【16】力試し
「……さて、どこまで通用するかしら?」
朧はダンジョンの入口に立ち、軽く肩を回す。狐耳が風に揺れ、尻尾がしなやかにたなびいた。新生によって生まれ変わった肉体。その能力を確認するため、朧は再びダンジョンへと足を踏み入れた。
《現在レベル:1》
《アクティブスキル:龍の息、魔力操作》
《パッシブスキル:吸血、貪食者》
《種族スキル:寄生》
レベルはリセットされてしまったが、『貪食者』の効果でパラサイトワームから個体値引き継ぎは100%。全ステータスが最大限に引き継がれた完璧な状態だ。
(この体であれば、レベル1でも問題なく進めるわ。)
ダンジョンの内部は鬱蒼とした密林だった。湿った空気と植物の生い茂る匂い。葉の裏からは絶え間なく昆虫の羽音が響いている。
「相変わらず不快な場所ね……でも、試しにはちょうどいいわ。」
──そのとき、前方の茂みからざわりと葉が揺れる音がした。
《スティングビートル》──確か推奨レベル3。硬い外殻と鋭利な角を持つ昆虫型魔物。
「ふふっ、来たわね。」
朧は足を止めると、敵を観察した。硬質な外殻は物理攻撃を弾くが、関節部は比較的脆い。
(狙うは関節……それに、このスキルの回復効果も試しておきたいわね。)
朧は静かに構えた。体内を魔力が巡り、拳に淡い光が宿る。
「来なさい。」
スティングビートルが角を突き出して突進してくる。朧は紙一重でその攻撃を避け、カウンター気味に拳を突き出した。
ゴキッ!
拳が関節部分に命中すると、確かな手応えとともに敵の体がよろめく。直後、朧の体内に温かい感覚が走った。
(これが【吸血】……。)
攻撃によって与えたダメージ分のエネルギーが、体力として全身に循環していく。
「回復速度も問題ない……ならば。」
敵が体勢を立て直す前に、朧はもう一撃を加える。肘打ち、膝蹴り、回し蹴り。連続する攻撃がスティングビートルの装甲を粉砕し、ついにはその巨体を地に伏せさせた。
《レベルアップしました:レベル2》
「取り敢えずは問題は無さそうだし…順調ね。」
深く進むごとに、昆虫型の魔物たちが集団で現れるようになった。
《スウォームスパイダー》──推奨レベル5。糸を使って獲物を絡め取り、集団で仕留める戦法を得意とする。
樹上から複数の蜘蛛型魔物が糸を吐き出し、朧の動きを封じようとする。
「ふふっ、絡め取るつもり?」
だが、朧は微笑んだまま魔力を拳に集中させた。
「“魔力操作”。」
拳を覆う魔力の形を扇状に変え、一撃で蜘蛛たちの吐いた糸を吹き飛ばす。
バシュンッ!
魔力をまとった拳が蜘蛛の群れを一掃し、取り逃した攻撃も即座に【吸血】によって全回復した。
《レベルアップしました:レベル3》
《レベルアップしました:レベル4》
「これでレベル4……悪くないわ。」
10階層──格闘家への覚醒
ついに10階層へと到達した。密林の中でも特に視界の悪い場所で、朧を待ち構えていたのは大型の昆虫型魔物だった。

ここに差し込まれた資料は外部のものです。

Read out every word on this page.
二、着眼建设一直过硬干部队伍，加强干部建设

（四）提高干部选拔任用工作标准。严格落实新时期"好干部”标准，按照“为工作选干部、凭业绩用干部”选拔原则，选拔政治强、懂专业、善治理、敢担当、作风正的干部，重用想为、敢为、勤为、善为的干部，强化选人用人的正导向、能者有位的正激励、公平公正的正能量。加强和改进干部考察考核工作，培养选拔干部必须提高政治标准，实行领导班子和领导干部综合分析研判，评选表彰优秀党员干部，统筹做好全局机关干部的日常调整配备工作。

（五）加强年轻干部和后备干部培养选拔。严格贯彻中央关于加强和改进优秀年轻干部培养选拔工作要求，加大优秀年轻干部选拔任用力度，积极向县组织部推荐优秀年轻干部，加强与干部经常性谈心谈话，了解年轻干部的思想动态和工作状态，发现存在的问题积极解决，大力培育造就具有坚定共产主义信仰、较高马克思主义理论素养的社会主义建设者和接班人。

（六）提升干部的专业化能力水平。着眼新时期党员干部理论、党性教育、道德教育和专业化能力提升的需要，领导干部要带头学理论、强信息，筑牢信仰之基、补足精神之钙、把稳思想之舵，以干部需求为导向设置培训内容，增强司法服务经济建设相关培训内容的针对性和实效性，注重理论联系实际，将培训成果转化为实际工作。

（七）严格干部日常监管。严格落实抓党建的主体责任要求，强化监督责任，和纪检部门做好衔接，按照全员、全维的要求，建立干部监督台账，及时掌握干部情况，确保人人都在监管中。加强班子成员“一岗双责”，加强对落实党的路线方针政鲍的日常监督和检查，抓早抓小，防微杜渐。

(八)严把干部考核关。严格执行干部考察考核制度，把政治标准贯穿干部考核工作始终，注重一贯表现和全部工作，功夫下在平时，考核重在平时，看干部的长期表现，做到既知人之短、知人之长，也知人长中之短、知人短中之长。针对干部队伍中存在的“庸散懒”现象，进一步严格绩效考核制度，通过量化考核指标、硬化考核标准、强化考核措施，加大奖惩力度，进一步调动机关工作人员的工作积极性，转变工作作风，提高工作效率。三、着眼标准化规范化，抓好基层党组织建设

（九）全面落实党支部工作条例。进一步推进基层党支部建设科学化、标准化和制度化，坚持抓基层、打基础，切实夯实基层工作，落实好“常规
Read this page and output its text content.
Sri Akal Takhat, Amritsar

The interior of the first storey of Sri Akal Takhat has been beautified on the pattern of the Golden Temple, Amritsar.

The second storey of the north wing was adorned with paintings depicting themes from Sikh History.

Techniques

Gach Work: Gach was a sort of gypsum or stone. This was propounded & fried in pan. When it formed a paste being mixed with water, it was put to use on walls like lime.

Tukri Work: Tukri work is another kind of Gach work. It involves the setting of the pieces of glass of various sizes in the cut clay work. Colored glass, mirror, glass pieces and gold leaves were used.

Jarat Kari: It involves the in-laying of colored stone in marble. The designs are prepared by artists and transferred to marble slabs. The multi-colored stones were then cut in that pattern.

《ジャイアントホーネット》──推奨レベル10。強力な毒針と飛行能力を持つ密林の支配者。
敵の飛行速度は高く、一撃を受ければ毒の効果で命取りとなる。しかし、朧は一切の迷いを見せなかった。
「“龍の息”──発動。」
大きな狐の尻尾が変形してグポリと先端からさせけて口のように大きく開くと…
ゴオオオオオッ!!
吹き荒れる炎の奔流がジャイアントホーネットを直撃し、その動きを一瞬止めた。
「今──!」
魔力を纏った拳を放ち、敵の胸部を貫いた。
ドンッ!!
その瞬間、敵は爆音と共に地面へと叩きつけられ、動かなくなった。
《レベルアップしました:レベル10》
《クラス取得条件を満たしました:初級クラス【格闘家】を取得しますか?》
「やっと来たわね。」
画面に浮かぶ選択肢を迷わず選択。
《クラス取得完了:初級クラス【格闘家】》
《パッシブ職業スキル『格闘』を習得しました。》
《アクティブ種族スキル『吸収』を取得しました。》
全身に新たな力が満ちていく感覚があった。